You were daddy’s co-pilot and my baby. You’ve been Rocksie’s hero since the day you met and when daddy passed away, you became my caretaker, protector and love of my life. You didn’t just light up a room, you owned it.
When dry eye began taking your sight, you dragged around a version of your favorite toy, nearly bigger than you, just to keep playing tug/fetch as much as you always loved to. The diabetes diagnosis broke my heart but you turned getting shots into a game, each time easing my mind with a tail wagging, “I’ll be fine Mommy”. Hearing the words - lung cancer… Panic set in, uncontrollable sobbing began. Once again your tail wagged, you began kissing it better and you leaned in for a hug. You didn’t understand but you knew Mommy needed you… somehow you always knew.
You’re my strong, brave, happy, good boy. I’ll miss your excitement when someone laughs or a doorbell rings. I’ll miss your handsome smile and your kisses to make it better when you play a little too rough. It’ll be hard not seeing you watch sunsets in your special spot on the back patio. I’ll miss you rearranging pillows on the couch and blankets on the bed till they’re perfect just for you. I’ll miss your nudges letting me know I’m not done petting you, you hitting me with the chicken so I know it’s play time and having to tell you not to poke the shiny balls on the Christmas tree each year. I’ll miss you somehow magically hogging a king size bed and feeling you perched next to me during car rides. Most of all, I’ll miss snuggling with you each morning, every night and in between.

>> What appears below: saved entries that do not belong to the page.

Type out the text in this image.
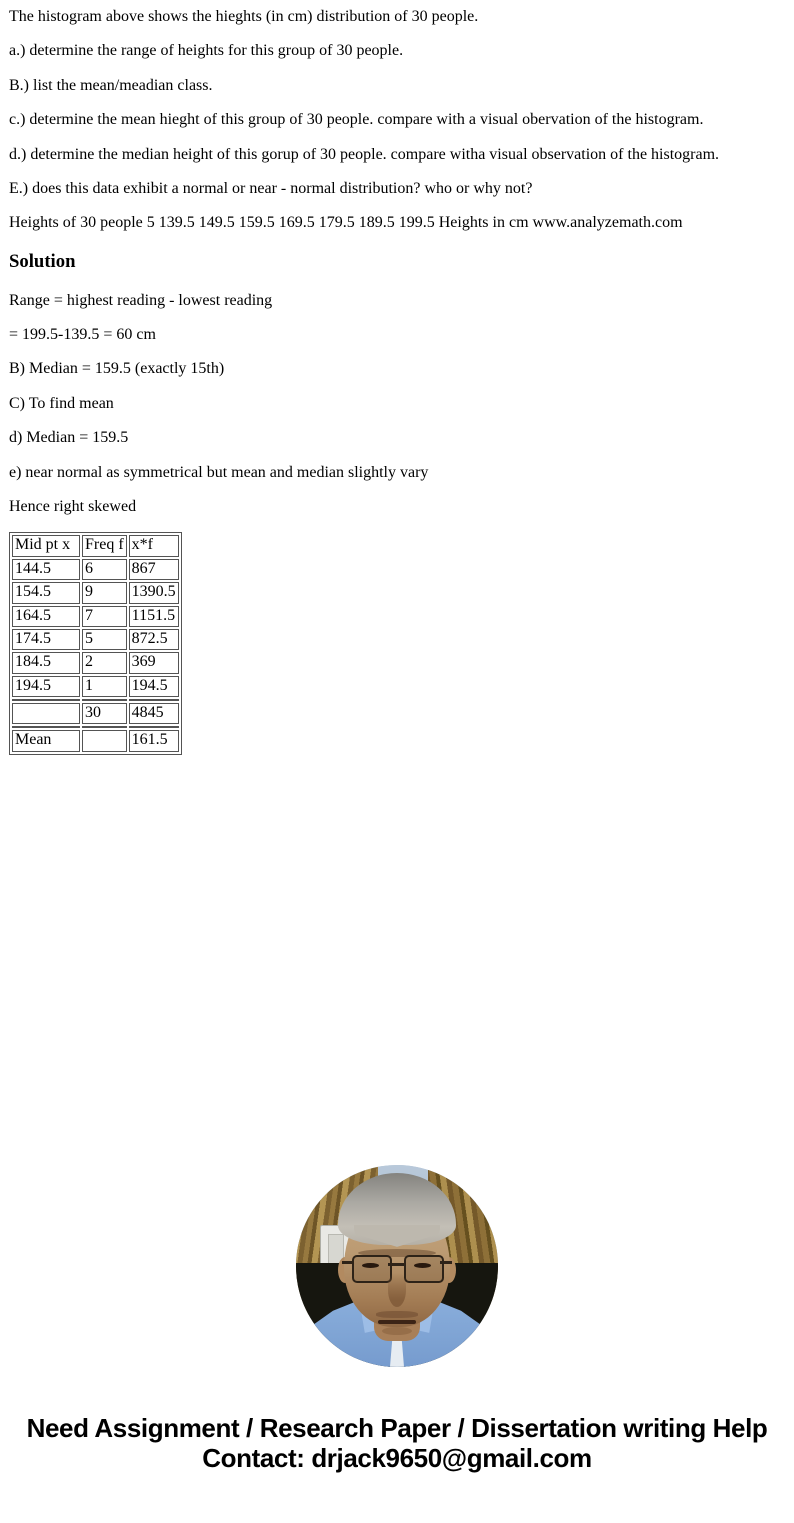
The histogram above shows the hieghts (in cm) distribution of 30 people.

a.) determine the range of heights for this group of 30 people.

B.) list the mean/meadian class.

c.) determine the mean hieght of this group of 30 people. compare with a visual obervation of the histogram.

d.) determine the median height of this gorup of 30 people. compare witha visual observation of the histogram.

E.) does this data exhibit a normal or near - normal distribution? who or why not?

Heights of 30 people 5 139.5 149.5 159.5 169.5 179.5 189.5 199.5 Heights in cm www.analyzemath.com

Solution

Range = highest reading - lowest reading

= 199.5-139.5 = 60 cm

B) Median = 159.5 (exactly 15th)

C) To find mean

d) Median = 159.5

e) near normal as symmetrical but mean and median slightly vary

Hence right skewed

Mid pt x	Freq f	x*f
144.5	6	867
154.5	9	1390.5
164.5	7	1151.5
174.5	5	872.5
184.5	2	369
194.5	1	194.5

	30	4845

Mean		161.5
Need Assignment / Research Paper / Dissertation writing Help
Contact: drjack9650@gmail.com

Not long ago I could smell you, feel your fur and hear you breathing… now I can’t breathe. You’ve always been my little Lovebug, bringing calmness and comfort when needed most. Returning that gift to you by making the decision to say good bye, as you took your last breath in my arms, was the most painfully difficult thing I’ve ever faced. Thank you for knowing how to care for me with kisses and cuddles when I needed them most and for sharing your life with us. Coming home to you was always my favorite part of the day. I hope I was as good a mommy as you deserved.